Now, it may well be that we’ll proceed and accept any technical debt associated with high-priority requirements to deliver them faster. It may also be that the lower priority requirements never get delivered, so no-problem. But it may instead be that the next story in the backlog has some particular nuanced requirement which makes things rather hairy, and is best to consider up-front rather than walk into a pit if we do it things another way. It’s a balancing game with pros and cons – the matrix provides visibility to aid the assessment which all parties can use.

And there’s more (in true infomercial style)… We can also see that the “Access Gateway”, “Article Management” and “Database” components appear to cover many stories. This may be fine if the functionality they provide is consistent across requirements – for example the “Access Gateway” may simply be doing authentication and authorisation consistently – but in other cases it suggests some decomposition and refinement is needed – for example we may wish to consider breaking out “Articles” and “Comments” into two separate components which have more clearly defined responsibilities. Regardless, it helps to see that some components are going to be critical to a lot of requirements and may need more care and attention than others.

So where does this particular matrix come from? We could be accused of the near cardinal sin today of following a waterfall mentality with the need for a big up-front design phase. Not so. It’s more akin to a medical triage.

We have a backlog. We need to review the backlog and sketch out the core components required to support this. We don’t need to dig into each component in great detail – just enough to provide assurances that we have what’s needed for the priority requirements and that the requirements have enough detail to support this (basically some high level grooming). Low priority or simple requirements we may skim over (patient will live (or die)), higher priority or complex ones we assess till we can build the assurances we need (patient needs treatment).

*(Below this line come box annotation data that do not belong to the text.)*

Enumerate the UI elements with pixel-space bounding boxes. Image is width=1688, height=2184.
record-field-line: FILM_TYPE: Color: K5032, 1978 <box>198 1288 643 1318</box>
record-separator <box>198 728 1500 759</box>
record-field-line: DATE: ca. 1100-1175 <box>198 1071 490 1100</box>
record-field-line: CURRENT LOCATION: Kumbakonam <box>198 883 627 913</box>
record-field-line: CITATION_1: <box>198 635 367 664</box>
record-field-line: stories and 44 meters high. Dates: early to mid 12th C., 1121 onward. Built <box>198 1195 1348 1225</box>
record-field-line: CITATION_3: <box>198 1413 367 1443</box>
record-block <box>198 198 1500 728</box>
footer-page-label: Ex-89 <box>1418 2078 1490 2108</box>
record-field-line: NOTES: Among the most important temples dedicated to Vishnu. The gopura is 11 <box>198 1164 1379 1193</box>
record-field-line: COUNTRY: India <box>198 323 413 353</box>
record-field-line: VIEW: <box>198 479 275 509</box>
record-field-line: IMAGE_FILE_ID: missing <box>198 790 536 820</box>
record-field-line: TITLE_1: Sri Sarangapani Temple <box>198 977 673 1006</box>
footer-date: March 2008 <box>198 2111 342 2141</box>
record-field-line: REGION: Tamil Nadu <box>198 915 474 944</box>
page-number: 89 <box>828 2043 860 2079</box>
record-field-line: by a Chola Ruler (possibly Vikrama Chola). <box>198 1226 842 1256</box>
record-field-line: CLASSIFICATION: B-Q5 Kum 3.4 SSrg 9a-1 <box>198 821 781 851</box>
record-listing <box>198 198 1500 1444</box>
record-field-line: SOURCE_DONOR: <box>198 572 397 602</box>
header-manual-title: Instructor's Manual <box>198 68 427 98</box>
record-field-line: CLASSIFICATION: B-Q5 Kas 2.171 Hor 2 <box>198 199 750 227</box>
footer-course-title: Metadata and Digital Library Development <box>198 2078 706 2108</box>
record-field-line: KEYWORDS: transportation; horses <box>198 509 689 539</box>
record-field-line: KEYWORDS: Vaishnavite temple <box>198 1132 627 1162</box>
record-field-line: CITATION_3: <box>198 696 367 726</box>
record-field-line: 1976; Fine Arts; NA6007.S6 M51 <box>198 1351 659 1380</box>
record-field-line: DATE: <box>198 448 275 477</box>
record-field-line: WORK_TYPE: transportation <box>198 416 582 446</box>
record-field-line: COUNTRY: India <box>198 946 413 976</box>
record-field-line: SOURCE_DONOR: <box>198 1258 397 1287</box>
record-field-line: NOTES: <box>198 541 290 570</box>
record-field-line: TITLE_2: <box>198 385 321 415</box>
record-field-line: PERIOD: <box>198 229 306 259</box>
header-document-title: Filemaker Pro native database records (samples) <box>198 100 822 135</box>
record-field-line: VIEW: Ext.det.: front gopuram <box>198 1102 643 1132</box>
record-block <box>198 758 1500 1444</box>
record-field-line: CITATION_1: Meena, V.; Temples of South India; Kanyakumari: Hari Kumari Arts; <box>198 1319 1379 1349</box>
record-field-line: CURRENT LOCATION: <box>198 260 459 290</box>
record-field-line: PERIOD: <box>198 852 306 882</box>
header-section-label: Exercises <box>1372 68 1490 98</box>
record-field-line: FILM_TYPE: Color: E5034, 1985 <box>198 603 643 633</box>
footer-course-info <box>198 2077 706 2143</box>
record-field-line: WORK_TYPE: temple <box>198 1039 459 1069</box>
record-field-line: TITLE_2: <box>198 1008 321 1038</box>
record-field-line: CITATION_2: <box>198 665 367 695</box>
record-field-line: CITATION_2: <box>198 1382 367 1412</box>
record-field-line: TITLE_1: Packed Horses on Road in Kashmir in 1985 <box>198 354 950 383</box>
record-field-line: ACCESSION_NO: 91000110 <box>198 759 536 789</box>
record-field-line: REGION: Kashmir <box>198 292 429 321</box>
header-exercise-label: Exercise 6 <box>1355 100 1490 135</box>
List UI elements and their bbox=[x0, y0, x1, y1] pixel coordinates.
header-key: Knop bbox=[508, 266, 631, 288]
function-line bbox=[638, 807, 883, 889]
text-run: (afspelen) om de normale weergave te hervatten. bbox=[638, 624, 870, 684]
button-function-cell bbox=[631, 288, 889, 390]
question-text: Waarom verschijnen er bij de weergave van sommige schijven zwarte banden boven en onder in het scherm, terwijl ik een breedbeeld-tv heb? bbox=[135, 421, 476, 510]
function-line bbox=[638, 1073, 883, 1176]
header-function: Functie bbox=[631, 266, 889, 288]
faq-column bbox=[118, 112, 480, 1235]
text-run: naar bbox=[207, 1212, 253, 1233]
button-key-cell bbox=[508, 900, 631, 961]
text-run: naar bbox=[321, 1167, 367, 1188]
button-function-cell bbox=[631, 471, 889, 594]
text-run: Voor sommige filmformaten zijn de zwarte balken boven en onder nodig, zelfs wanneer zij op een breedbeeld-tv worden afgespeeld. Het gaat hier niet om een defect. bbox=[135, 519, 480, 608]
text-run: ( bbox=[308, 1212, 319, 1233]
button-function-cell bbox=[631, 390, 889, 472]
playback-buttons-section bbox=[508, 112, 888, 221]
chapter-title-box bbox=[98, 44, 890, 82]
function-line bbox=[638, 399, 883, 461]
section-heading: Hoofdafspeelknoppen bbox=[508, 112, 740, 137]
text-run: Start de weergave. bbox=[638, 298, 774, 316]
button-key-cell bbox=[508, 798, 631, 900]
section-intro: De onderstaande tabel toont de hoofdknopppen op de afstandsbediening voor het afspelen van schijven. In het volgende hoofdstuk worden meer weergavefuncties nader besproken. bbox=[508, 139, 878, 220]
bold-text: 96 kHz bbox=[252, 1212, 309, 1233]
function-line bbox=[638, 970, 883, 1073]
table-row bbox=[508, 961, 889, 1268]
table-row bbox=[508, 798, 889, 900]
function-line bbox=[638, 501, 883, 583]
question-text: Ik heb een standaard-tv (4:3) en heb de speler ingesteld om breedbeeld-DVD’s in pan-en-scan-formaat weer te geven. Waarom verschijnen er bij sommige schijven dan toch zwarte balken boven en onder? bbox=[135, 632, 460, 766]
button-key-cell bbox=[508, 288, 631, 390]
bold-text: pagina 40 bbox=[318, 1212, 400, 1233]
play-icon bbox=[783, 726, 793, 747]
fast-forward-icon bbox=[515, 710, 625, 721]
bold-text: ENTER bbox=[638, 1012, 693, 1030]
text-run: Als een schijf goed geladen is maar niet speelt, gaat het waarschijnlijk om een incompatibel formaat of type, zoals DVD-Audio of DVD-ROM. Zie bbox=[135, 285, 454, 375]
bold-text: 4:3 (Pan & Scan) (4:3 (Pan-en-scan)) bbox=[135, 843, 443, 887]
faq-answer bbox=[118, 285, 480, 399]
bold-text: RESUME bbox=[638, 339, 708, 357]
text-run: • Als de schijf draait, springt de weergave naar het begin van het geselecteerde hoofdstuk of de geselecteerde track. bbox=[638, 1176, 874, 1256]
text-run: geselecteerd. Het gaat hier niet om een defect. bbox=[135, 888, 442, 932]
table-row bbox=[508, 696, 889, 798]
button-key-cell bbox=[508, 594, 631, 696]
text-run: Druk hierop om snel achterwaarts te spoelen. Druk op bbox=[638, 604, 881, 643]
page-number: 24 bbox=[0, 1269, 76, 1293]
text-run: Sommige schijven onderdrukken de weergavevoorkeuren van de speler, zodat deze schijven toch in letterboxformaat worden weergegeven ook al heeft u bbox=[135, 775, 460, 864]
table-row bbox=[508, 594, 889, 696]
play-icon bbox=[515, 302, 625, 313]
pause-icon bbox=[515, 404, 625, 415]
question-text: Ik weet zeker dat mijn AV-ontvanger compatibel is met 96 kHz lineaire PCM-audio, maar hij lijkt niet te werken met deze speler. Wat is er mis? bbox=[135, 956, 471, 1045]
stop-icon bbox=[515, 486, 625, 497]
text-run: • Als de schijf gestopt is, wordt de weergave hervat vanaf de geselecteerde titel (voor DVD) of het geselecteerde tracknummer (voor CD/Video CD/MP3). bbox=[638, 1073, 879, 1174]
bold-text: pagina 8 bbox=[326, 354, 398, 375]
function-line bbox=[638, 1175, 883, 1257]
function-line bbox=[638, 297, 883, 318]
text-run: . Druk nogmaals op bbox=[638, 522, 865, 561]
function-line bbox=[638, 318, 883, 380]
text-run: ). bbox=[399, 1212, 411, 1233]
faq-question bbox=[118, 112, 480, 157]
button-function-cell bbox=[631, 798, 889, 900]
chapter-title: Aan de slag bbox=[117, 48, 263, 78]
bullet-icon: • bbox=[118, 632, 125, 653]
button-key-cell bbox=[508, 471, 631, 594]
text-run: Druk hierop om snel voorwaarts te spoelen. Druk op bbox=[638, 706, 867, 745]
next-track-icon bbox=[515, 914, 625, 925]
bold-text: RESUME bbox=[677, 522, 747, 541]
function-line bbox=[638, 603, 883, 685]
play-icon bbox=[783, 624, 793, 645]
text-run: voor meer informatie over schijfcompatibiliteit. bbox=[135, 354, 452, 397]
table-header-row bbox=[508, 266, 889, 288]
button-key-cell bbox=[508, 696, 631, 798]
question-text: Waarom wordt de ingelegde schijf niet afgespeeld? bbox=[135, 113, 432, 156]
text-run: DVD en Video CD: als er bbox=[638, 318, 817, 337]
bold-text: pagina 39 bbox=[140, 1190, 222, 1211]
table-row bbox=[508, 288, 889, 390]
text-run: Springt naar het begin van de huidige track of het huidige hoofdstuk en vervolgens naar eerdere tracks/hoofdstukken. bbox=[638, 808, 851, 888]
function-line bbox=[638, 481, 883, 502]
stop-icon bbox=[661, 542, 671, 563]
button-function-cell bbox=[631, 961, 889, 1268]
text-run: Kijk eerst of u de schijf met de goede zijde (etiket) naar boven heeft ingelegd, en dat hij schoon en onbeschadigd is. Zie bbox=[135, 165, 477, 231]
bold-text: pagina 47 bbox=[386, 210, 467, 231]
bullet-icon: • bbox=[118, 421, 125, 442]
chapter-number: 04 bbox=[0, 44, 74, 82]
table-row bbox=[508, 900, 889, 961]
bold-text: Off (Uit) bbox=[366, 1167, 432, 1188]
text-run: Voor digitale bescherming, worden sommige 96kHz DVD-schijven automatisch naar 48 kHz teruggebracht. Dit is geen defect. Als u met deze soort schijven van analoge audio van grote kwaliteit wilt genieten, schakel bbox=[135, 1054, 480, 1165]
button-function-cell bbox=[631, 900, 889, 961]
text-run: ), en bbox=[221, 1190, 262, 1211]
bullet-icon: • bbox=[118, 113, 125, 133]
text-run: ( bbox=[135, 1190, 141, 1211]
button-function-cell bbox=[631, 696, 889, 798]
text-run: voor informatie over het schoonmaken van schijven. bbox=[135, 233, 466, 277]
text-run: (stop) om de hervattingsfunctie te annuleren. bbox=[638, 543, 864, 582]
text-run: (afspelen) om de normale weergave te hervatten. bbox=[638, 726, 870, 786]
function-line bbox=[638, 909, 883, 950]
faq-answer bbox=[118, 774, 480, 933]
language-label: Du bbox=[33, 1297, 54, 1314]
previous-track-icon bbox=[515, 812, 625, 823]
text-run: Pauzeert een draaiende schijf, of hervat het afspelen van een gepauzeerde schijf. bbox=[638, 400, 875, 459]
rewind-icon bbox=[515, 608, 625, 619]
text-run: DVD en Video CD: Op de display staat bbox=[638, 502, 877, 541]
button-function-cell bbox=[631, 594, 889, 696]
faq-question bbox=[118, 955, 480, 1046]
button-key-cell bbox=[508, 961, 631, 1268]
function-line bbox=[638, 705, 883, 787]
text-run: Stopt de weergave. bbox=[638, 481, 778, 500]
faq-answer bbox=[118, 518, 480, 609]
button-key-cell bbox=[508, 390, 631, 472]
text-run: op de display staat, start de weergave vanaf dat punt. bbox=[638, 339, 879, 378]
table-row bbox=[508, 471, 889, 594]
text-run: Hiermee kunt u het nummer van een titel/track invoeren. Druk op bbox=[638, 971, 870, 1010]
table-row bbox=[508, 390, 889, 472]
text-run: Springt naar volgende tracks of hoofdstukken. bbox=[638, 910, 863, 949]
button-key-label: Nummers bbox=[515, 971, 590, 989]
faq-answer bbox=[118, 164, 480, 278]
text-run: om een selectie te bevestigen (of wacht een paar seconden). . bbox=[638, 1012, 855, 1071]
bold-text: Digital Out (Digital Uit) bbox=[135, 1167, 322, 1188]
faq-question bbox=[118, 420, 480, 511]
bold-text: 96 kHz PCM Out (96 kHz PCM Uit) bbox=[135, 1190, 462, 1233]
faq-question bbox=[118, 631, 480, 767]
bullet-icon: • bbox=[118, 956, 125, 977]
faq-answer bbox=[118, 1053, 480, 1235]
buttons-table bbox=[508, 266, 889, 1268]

When new requirement arise we can also quickly assess these against the matrix to see where the impact we will be.

This is just one of many useful matrices. Story-to-story can help identify requirement dependencies. Likewise for component-to-component. Mappings from logical components to infrastructure helps build a view of the required environment and can; when taken to the physical level, be used for automatic identification of things like firewall rules. You can even connect matrices together to allow for identification of which requirements are fulfilled by which servers – e.g. physical-node to logical-node to component to requirement maps – or use them for problem analysis to work out what’s broken – e.g. “this function isn’t working, which components could this relate to”. Their value of course is only as good as the quality of data they hold though so such capabilities are often not realised.

Like Unicorns, matrices can be magical. Fortunately for us; and – I hate to break this to you – unlike Unicorns, matrices are real (despite what some may say!).